What is a booster: The simplest answer is that it’s just another dose of a vaccine you received,” Dr. Shaw explains. “The concept is to prolong protective immunity, particularly if there is evidence that protection is waning after a period of time.”

Most children receive routine vaccinations, including boosters, for illnesses such as chickenpox, tetanus, diphtheria, mumps, measles, and rubella—to name a few. “These vaccine series, as we call them, are recommended because you need the extra doses to get longer lasting protective immunity,” Dr. Shaw says.

There is also a technical distinction between the terms “third dose” and “booster.”  

Doctors use the term third dose when referring to people with compromised immune systems who may not have gotten the level of protection they need from the first two doses. The third dose provides that level of immunity.

A booster shot is recommended due to concern that the effectiveness of the vaccine decreases over time and may not protect against a new strain, such as Delta. A booster may be given to older people or those with chronic medical conditions or other risk factors.

Why might we need a booster for COVID-19?

While a booster sometimes is an exact replica of the initial vaccine, it can also be tweaked. With COVID-19, this is key because the vaccine could then be tailored to target particular variants of the virus.  

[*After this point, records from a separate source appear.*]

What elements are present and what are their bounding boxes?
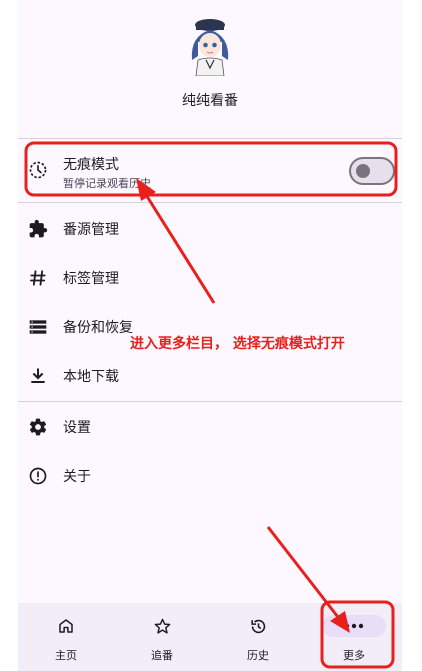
divider: [18, 138, 402, 139]
info-icon: [29, 467, 47, 485]
avatar: [191, 19, 229, 76]
menu-item-label: 标签管理: [63, 271, 119, 287]
nav-item-follow[interactable]: 追番: [114, 603, 210, 671]
menu-item-label: 番源管理: [63, 222, 119, 238]
menu-item-about[interactable]: 关于: [18, 452, 402, 500]
more-icon: [322, 615, 386, 637]
download-icon: [31, 368, 45, 383]
storage-icon: [29, 320, 47, 334]
incognito-clock-icon: [29, 161, 47, 179]
menu-item-label: 备份和恢复: [63, 320, 133, 336]
puzzle-icon: [29, 219, 48, 238]
menu-item-local-download[interactable]: 本地下载: [18, 352, 402, 400]
menu-item-tag-manage[interactable]: 标签管理: [18, 254, 402, 302]
menu-item-label: 本地下载: [63, 369, 119, 385]
divider: [18, 202, 402, 203]
nav-item-more[interactable]: 更多: [306, 603, 402, 671]
history-icon: [242, 615, 274, 637]
incognito-subtitle: 暂停记录观看历史: [63, 177, 151, 190]
nav-label: 追番: [151, 649, 173, 662]
bottom-navigation: 主页 追番 历史 更多: [18, 603, 402, 671]
menu-item-source-manage[interactable]: 番源管理: [18, 205, 402, 253]
nav-item-history[interactable]: 历史: [210, 603, 306, 671]
incognito-title: 无痕模式: [63, 157, 119, 173]
incognito-toggle[interactable]: [349, 157, 395, 185]
menu-item-label: 设置: [63, 420, 91, 436]
divider: [18, 401, 402, 402]
nav-label: 主页: [55, 649, 77, 662]
app-name: 纯纯看番: [182, 93, 238, 109]
nav-label: 更多: [343, 649, 365, 662]
toggle-knob: [356, 164, 370, 178]
home-icon: [50, 615, 82, 637]
nav-label: 历史: [247, 649, 269, 662]
profile-header: 纯纯看番: [18, 0, 402, 138]
menu-item-label: 关于: [63, 469, 91, 485]
annotation-text: 进入更多栏目， 选择无痕模式打开: [130, 336, 345, 352]
menu-item-settings[interactable]: 设置: [18, 403, 402, 451]
hashtag-icon: [30, 270, 46, 286]
gear-icon: [29, 418, 47, 436]
nav-item-home[interactable]: 主页: [18, 603, 114, 671]
star-icon: [146, 615, 178, 637]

“The current vaccines are still effective against the variants we are now seeing, particularly for protecting against serious illness that would require hospitalization or cause death. But if the virus evolves further and there is a worse variant, the vaccine could be modified,” Dr. Shaw says. 

One of the great things about the mRNA technology, which the Pfizer and Moderna vaccines use, Dr. Shaw notes, is that it’s easy to change them up to match variants, and they can be quickly produced at scale. “This is different from the manufacturing process for the most commonly used flu vaccines, which is a much slower process because influenza virus strains need to be grown in chicken eggs, from which a particular viral protein is purified and formulated into a vaccine,” he says. 

But what about the Johnson & Johnson vaccine? In September, Johnson & Johnson released data about a booster to its original one-dose vaccine, saying a second dose given two months after the first increased protection against COVID-19 to 94% and that it increases antibody levels by four to six times compared to one dose alone. 

The FDA has reportedly not yet received an application for a J&J booster, but it is reviewing data from Moderna for a booster to its vaccine.